Athletes can be very hard on their bodies and that can sometimes result in injuries, big and small. Regardless of if the injury is small- the impact is big. That college athlete will most likely have to sit out for some games or practices. If the injury involved surgery, they will be out and recovering for a long period of time. With all of that there is not a guarantee that they will be back 100%. Sometimes the injury is so bad that they cannot play again for their own safety. Imagine what they can do for someone’s mental health. This trauma is detrimental. On top of the trauma, some athletes are pushed to leave that sport and go out into a world that has not been their norm. 

I can imagine that most athletes don’t feel all the way prepared to be out in a world where their sport is not a part of their everyday life. Some athletes might be ready for the post graduate life that doesn’t involve a very tiring sport, but others might not be ready. I’m curious what those resources look like to prepare athletes for a life without the sport. Is it someone like a coach or advisor who discusses all the options to the athletes so they know what they can do after? Does it look more like the student is on their own and throughout their collegiate career they must be considering all options? 

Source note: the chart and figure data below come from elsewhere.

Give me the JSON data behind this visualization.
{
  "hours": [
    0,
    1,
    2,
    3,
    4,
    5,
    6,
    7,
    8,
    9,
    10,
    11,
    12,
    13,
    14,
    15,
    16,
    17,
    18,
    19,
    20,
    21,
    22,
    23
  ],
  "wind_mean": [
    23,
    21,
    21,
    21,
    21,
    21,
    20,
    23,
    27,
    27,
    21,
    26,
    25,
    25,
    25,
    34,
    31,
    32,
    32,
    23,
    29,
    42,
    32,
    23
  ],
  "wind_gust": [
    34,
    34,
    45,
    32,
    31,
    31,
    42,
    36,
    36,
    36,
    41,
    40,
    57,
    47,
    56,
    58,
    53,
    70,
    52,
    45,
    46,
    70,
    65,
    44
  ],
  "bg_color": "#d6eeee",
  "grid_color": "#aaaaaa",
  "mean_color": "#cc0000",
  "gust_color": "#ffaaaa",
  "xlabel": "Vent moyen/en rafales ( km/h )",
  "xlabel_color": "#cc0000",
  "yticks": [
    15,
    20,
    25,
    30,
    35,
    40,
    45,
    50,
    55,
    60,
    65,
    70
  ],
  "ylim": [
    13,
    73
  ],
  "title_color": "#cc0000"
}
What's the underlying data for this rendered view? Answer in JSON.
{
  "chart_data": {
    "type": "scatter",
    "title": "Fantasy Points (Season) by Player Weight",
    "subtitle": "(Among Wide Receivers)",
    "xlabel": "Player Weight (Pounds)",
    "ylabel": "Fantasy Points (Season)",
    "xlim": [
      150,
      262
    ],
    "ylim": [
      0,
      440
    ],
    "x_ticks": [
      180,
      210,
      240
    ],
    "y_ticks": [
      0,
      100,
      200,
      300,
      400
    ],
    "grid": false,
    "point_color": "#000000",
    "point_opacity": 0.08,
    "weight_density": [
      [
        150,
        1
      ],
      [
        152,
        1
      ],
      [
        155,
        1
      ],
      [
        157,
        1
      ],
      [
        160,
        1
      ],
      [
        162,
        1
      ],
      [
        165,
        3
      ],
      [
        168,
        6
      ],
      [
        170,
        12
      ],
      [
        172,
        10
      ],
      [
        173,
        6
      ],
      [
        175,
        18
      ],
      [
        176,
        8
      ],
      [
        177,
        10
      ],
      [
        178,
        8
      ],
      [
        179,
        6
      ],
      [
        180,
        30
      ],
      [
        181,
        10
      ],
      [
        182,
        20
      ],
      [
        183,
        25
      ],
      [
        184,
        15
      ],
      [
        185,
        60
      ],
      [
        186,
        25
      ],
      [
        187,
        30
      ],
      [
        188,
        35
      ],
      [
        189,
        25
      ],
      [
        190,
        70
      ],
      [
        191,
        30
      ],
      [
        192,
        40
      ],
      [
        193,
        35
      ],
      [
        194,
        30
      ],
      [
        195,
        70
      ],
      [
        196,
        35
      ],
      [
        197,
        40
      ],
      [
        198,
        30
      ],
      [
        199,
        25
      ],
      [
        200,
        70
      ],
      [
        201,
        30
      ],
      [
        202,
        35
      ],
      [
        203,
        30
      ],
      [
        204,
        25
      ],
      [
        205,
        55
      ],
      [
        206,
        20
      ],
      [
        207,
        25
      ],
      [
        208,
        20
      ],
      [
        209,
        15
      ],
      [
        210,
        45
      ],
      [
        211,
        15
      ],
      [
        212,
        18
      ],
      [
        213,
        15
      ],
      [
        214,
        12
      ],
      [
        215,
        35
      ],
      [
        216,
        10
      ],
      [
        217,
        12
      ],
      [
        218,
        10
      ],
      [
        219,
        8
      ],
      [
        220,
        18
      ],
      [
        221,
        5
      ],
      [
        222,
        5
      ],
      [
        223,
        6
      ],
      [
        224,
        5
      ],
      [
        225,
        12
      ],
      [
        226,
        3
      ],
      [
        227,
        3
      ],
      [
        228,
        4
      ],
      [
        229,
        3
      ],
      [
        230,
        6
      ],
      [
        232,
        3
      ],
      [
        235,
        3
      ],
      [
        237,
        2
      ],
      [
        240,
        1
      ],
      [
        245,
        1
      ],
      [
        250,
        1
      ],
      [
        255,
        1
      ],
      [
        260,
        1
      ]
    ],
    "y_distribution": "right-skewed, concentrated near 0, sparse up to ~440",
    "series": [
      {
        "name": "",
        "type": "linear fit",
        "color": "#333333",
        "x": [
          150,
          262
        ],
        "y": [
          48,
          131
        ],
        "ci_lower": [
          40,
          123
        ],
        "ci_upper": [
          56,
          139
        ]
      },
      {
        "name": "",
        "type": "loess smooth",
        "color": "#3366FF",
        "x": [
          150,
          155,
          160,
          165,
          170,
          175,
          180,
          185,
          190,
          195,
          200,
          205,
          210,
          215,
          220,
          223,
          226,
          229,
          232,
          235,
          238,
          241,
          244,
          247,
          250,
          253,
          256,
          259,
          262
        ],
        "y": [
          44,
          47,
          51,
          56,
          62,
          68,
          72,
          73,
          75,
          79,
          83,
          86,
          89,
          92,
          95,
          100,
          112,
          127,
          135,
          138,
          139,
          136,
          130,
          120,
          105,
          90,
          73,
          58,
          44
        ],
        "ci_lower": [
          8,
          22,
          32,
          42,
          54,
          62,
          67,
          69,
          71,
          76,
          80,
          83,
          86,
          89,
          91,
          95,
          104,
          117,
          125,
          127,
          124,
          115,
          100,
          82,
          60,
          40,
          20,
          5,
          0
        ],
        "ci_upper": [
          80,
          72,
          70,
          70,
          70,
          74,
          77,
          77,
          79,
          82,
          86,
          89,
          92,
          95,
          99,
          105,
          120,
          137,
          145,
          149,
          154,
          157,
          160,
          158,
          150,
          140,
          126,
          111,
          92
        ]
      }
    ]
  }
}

The Mental Health Decline for Athletes- Anxiety After the Sport

For the athletes that don’t feel prepared their mental health is something that probably declines. The anxiety of figuring out the next step, altering all the plans they may have made to continue with the sport. The depression that could set in knowing that their plan has changed and not their dreams won’t work out. This transition is most likely a very tumultuous one. The self-esteem and confidence that potentially could lower because of the different lifestyle they are having to lead can be tiring and defeating. I would like to see more support for athletes in the mental health department and how they can be prepared for this change that could be traumatic for them.  

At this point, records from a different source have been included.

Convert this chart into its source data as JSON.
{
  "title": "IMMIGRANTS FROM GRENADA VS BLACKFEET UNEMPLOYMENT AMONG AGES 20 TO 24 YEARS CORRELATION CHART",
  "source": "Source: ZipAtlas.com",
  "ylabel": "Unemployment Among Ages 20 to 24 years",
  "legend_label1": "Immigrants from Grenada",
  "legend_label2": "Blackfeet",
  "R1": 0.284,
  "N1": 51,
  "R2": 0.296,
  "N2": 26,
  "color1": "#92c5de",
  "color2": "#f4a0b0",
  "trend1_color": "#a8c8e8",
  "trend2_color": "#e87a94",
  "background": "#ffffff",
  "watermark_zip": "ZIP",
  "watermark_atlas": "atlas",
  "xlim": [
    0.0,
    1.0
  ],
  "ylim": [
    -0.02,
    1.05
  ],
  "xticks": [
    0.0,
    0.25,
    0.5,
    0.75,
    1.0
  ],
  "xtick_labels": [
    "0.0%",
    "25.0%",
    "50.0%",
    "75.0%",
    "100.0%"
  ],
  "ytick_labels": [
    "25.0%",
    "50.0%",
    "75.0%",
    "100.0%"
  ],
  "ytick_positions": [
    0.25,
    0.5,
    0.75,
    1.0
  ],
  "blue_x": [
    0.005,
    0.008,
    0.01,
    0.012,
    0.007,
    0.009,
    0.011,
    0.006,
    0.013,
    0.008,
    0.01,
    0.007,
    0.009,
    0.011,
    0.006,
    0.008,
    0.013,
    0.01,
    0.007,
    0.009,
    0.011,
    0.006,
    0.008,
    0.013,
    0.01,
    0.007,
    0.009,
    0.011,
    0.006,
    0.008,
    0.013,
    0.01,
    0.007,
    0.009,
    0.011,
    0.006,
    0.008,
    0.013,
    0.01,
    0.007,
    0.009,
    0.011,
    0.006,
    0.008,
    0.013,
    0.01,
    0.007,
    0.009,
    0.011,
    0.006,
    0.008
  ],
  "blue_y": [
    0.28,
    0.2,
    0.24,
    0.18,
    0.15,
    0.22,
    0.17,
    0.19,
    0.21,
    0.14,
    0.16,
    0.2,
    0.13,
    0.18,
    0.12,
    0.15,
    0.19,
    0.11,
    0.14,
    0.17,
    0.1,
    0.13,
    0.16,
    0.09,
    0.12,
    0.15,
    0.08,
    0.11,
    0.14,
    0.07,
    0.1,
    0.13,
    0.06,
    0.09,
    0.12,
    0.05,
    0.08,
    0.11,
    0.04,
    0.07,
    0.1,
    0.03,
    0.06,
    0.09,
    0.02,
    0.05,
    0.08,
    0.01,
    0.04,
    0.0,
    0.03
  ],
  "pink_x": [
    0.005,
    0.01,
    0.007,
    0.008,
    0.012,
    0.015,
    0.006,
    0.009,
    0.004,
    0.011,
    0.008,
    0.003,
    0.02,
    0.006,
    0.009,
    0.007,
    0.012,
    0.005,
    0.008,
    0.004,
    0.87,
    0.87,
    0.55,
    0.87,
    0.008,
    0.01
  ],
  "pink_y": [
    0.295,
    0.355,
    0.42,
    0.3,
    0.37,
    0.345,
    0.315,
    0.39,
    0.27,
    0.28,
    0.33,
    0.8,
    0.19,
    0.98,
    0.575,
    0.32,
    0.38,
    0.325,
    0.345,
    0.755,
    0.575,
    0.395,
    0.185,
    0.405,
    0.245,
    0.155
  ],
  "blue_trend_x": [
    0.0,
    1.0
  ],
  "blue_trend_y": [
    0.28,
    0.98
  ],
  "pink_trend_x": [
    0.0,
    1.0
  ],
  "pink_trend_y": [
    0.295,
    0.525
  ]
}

When I think about the schooling part for these individuals, I would think most athletes are not studying majors they can see themselves pursing because they see themselves going professional. Is it possible to have these discussions and a plan B in place in case the road changes? Would some of the stress lessen if these students were able to pursue a major and take classes that struck an interest? 

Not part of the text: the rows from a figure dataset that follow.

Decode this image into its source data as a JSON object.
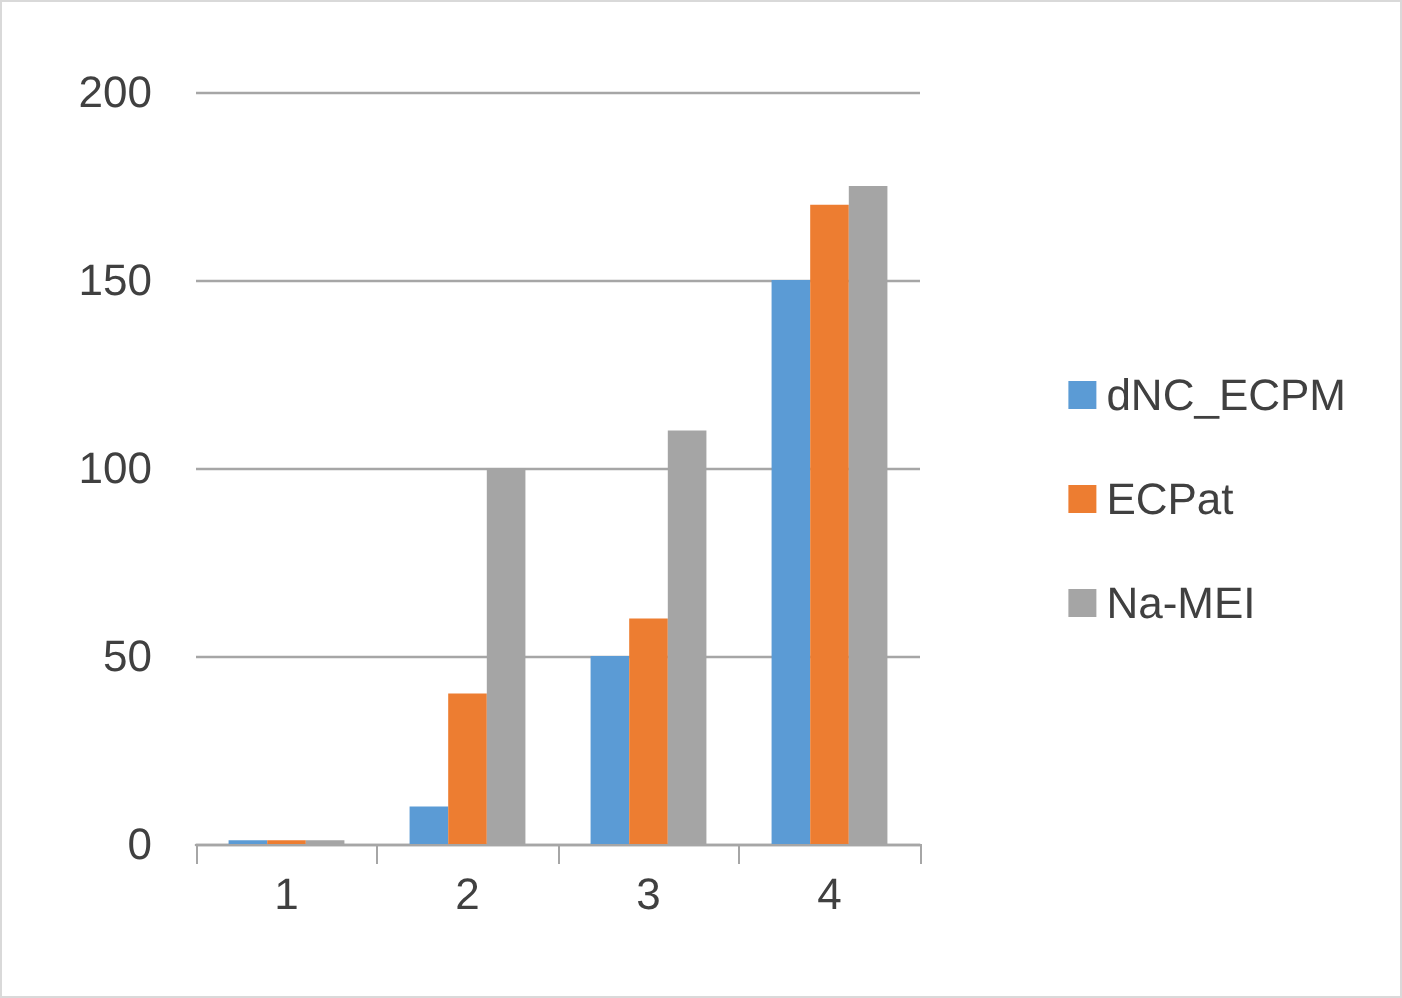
{
  "chart_data": {
    "type": "bar",
    "categories": [
      "1",
      "2",
      "3",
      "4"
    ],
    "series": [
      {
        "name": "dNC_ECPM",
        "color": "#5b9bd5",
        "values": [
          1,
          10,
          50,
          150
        ]
      },
      {
        "name": "ECPat",
        "color": "#ed7d31",
        "values": [
          1,
          40,
          60,
          170
        ]
      },
      {
        "name": "Na-MEI",
        "color": "#a5a5a5",
        "values": [
          1,
          100,
          110,
          175
        ]
      }
    ],
    "ylim": [
      0,
      200
    ],
    "yticks": [
      0,
      50,
      100,
      150,
      200
    ],
    "grid": "y",
    "legend": "right"
  }
}
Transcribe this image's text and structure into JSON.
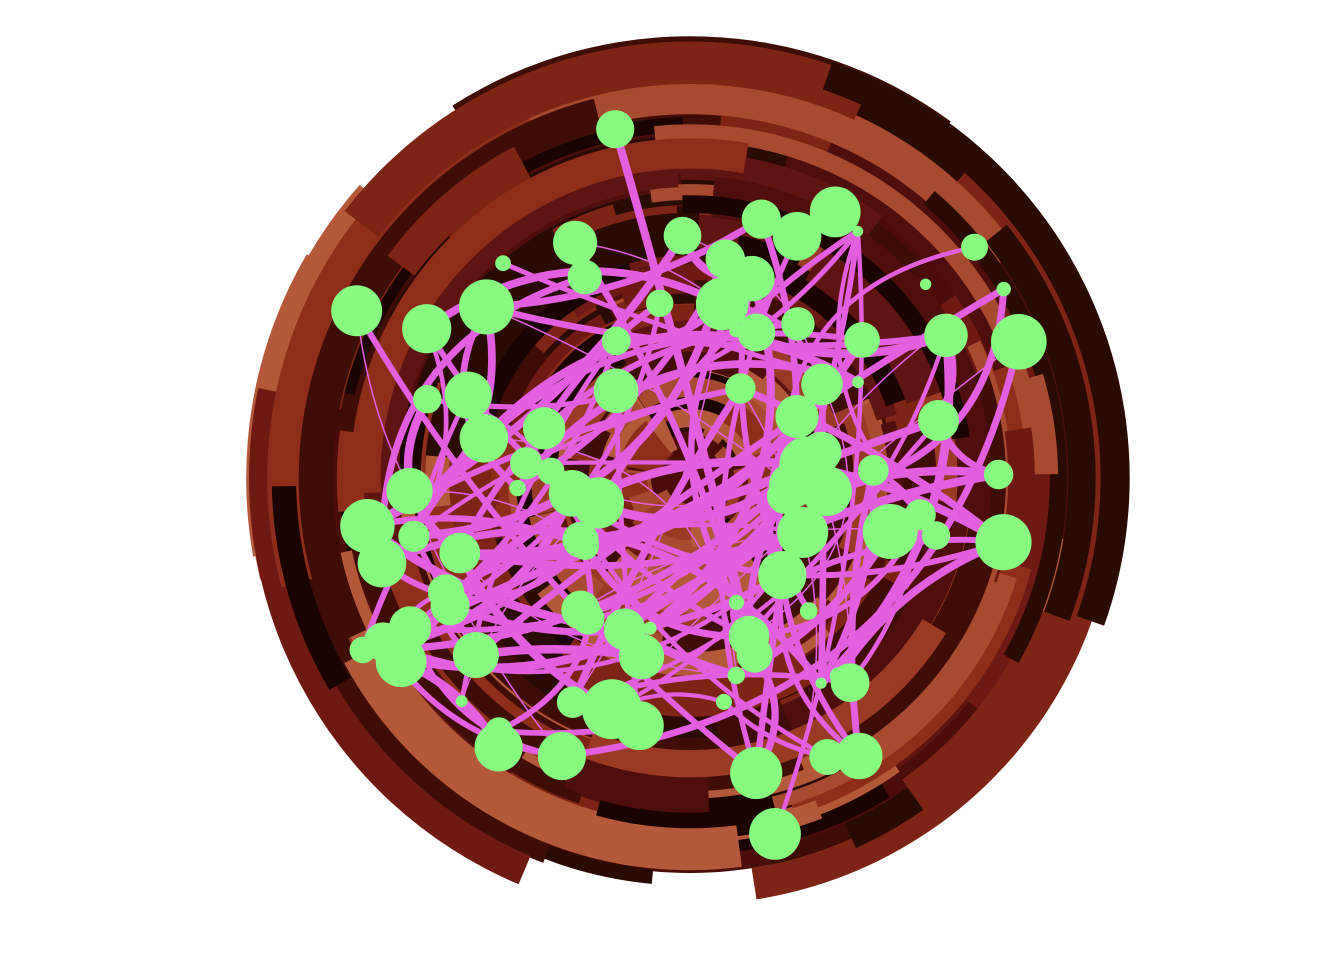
{
  "artwork": {
    "background_color": "#ffffff",
    "palette": {
      "ring_colors": [
        "#1a0300",
        "#2a0b04",
        "#3d0d06",
        "#4e0e0b",
        "#5e1410",
        "#6e1a12",
        "#7e2415",
        "#8e2e1a",
        "#9a3a24",
        "#a84a30",
        "#b4583a"
      ],
      "edge_color": "#e35fdf",
      "node_color": "#86fb80"
    },
    "ring_arc_count": 340,
    "edge_count": 130,
    "node_count": 95
  }
}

A part of being human is having human interactions and connections. For most college athletes they have a very strict schedule and don’t really have too much of choice on what their schedule is. College can be a very social for most, now throw in a strict scheduled and games over the weekend and the social life, besides being with your teammates, is thrown out the window. This doesn’t always happen, but when it does, I could imagine it can be hard to go into a world where you must meet people that don’t really know anything about being an athlete. Some people might enjoy that clean slate, and others not so much. 

When ‘Wining’ is no longer everything…

I think something else that is important to talk about is how for years athletes are pushed to succeed in all aspects of life but mostly in their sport and winning is everything. For someone who’s whole life was the sport they played, and they had a plan to go pro, what do you think that mentality does to someone in a world where winning is not everything? The adjustment is most likely hard and sometimes can affect their relationships, the workplace, and our mental health. This mentality can probably get worse in high pressured environments where they feel winning is the only way they could succeed. 

I feel these is a very important topic to discuss more. What are the colleges doing for these athletes that are unable to make it professional, for numerous reasons? I could see it being even more difficult for the players that identify as the minority. How can we make sure these athletes are more prepared for this future physically, emotionally, and mentally? There are many things to consider in these situations but I think it’s important to start the conversation for these individuals.